Кухмистер послушно кивнул.
— Недавно вас уволили. По-вашему, за что?
Лицо Кухмистера крупным планом.
— Потому что я не хотел, чтоб у нас, в сортире для молодых джентльменов, поставили презервативник, — поведал Кухмистер трем миллионам зрителей.
Каррингтон крупным планом. Журналист не в силах скрыть замешательство.
— Что?
— Презервативный автомат. Вон чему молодежь учат. И где? В Покерхаусе! Разве это дело?
— Бог мой! — только и выговорил Ректор.
Старший Тьютор выпучил глаза. Декан корчился в судорогах. Члены Совета уставились на Кухмистера, словно видели его впервые, словно знакомую картинку вставили в волшебный фонарь и она ожила. Даже сэр Кошкарт О'Труп не находил слов. Казначей тихонько хныкал. Владел собой только Капеллан.
— Говорит как пишет, — заметил он. — И кстати, есть к чему прислушаться.
— Вы думаете, администрация Покерхауса совершает ошибку? — Каррингтон как-то оробел, съежился.

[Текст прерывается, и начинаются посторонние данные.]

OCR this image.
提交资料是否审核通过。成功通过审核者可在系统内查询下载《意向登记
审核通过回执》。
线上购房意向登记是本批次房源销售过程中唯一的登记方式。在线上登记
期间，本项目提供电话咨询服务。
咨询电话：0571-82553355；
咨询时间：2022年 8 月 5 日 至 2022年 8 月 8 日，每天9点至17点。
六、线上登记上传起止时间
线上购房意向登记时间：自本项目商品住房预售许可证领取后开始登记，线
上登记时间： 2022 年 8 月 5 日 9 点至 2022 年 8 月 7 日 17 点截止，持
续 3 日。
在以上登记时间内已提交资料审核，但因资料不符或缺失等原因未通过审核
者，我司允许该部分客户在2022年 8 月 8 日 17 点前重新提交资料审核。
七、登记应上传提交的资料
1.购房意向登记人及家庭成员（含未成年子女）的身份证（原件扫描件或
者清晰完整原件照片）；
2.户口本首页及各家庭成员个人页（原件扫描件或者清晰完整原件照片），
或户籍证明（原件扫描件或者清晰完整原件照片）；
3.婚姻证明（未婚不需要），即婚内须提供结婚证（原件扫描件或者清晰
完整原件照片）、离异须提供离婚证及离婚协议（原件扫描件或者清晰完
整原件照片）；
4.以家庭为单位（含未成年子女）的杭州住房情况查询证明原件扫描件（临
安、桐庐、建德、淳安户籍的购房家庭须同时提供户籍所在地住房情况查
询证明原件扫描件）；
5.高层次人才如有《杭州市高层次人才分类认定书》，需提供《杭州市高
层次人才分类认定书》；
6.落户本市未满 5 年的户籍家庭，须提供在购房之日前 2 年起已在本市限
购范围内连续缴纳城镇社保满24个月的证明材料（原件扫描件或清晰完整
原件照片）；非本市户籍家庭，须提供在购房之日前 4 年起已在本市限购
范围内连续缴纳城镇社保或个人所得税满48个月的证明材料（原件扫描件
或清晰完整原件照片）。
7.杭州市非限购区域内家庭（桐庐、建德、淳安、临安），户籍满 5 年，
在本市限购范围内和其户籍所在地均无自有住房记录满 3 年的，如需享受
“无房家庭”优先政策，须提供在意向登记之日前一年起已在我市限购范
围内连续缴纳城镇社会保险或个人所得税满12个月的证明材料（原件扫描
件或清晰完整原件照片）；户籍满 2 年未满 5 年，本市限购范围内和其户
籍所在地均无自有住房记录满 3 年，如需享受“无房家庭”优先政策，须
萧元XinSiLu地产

— Вот именно, ошибку, — авторитетно подтвердил Кухмистер. — Не к чему молодежь учить — что хочу, то и ворочу. В жизни-то не так. Я, к примеру, не хотел быть привратником. Но жить-то надо. Если кто учился в Кембридже да получил степень, он что — особенный? Все равно ведь придется зарабатывать на жизнь.
— Вы думаете… — Каррингтон напрасно пытался остановить сошедший с рельсов поезд.
— Я думаю, профессора наши испугались. Струсили. Они говорят — рас-кре-по-ще-ние. Чушь. Это трусость.
— Трусость? — поперхнулся Каррингтон.
— Дают им степень за просто так, не исключают за наркоту, разрешают шляться чуть не до зари, водить баб, ходить немытыми пугалами. Да сорок лет назад попадись такой студент на глаза декану — мигом вылетел бы. И правильно. Э, да что говорить. Все позволено. Разве вот презервативника не хватало для счастья. Я уж молчу о педиках.
Каррингтон затрясся.
— Вы-то должны знать, — повернулся к нему Кухмистер. — Их купали в фонтане.
И вас купали, как сейчас помню. И поделом. Это все трусость. И не говорите о раскрепощении. Каррингтон безумными глазами взглянул на диспетчера в аппаратной, но программа продолжала оставаться в эфире.
— А взять хотя бы меня. — Кухмистер совсем разошелся. — За смехотворное жалованье трудился всю жизнь, а меня ни за что ни про что выкинули, как стоптанный башмак. Где тут справедливость? Говорите, все позволено? Хорошо. Вот и позвольте мне работать. Человек имеет право на труд, ведь так? Я им деньги предлагал, мои сбережения. Вы спросите Казначея, предлагал я или нет.
Каррингтон ухватился за соломинку.
— Вы предложили Казначею деньги, чтобы помочь колледжу? — оживился он, словно забыв о том, что минуту назад Кухмистер поведал миру о некоторых интимных фактах его биографии.